Si l’ouvrage constitue une lecture essentielle pour quiconque intéressé à l’architecture d’information, il réussit toutefois difficilement à répondre à la question qu’on se pose et que pose l’auteur lui-même à la fin du chapitre 10 : comment une telle structure peut-elle s’adapter aux environnements informationnels qui nécessitent un contrôle davantage top-down comme les domaines financiers ou médicaux ? L’auteur nous sert une réponse, bien qu'inspirante, qui nous laisse quelque peu sur notre faim: « Ultimately, the difference isn’t between prescribed and generative structures: it’s between environments designed by people who understand systems and change - and those designed by people who don’t. »
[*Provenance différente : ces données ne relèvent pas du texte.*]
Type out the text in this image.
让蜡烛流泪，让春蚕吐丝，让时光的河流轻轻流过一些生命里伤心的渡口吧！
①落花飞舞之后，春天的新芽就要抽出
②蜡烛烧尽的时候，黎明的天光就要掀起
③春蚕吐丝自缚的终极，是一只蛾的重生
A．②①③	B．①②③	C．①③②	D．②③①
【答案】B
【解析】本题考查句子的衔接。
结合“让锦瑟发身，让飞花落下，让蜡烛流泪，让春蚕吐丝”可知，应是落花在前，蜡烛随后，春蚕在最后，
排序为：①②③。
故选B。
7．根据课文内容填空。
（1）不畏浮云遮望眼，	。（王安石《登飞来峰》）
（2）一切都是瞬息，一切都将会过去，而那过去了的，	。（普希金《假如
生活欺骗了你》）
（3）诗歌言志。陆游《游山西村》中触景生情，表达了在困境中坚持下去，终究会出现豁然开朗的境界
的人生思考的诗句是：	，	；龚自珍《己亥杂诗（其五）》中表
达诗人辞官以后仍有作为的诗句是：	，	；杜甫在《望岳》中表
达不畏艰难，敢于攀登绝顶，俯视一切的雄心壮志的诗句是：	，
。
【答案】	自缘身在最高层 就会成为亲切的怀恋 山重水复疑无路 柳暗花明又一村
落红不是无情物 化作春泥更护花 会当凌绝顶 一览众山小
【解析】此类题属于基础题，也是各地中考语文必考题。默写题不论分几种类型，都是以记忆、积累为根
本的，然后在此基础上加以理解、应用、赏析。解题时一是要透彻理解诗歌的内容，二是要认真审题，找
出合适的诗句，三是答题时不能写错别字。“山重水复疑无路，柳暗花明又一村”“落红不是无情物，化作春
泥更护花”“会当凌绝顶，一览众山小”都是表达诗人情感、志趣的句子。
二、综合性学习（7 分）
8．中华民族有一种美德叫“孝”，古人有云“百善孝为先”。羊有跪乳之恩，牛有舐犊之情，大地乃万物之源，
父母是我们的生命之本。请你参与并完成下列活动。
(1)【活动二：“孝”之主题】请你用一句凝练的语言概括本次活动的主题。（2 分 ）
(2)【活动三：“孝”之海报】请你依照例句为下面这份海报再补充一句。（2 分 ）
Dans l’ensemble, l’ouvrage de Jorge Arago soulève des éléments de réflexion pertinents et nécessaires pour le domaine de l’architecture d’information et du design d’interface. Si le raisonnement développé ne réussit pas entièrement pas à guider le lecteur vers les façons de créer des environnements informationnels possédant des generative structures, il a au moins la qualité de proposer une nouvelle vision du domaine axée sur le place making, dont il est impossible de ne pas tenir compte.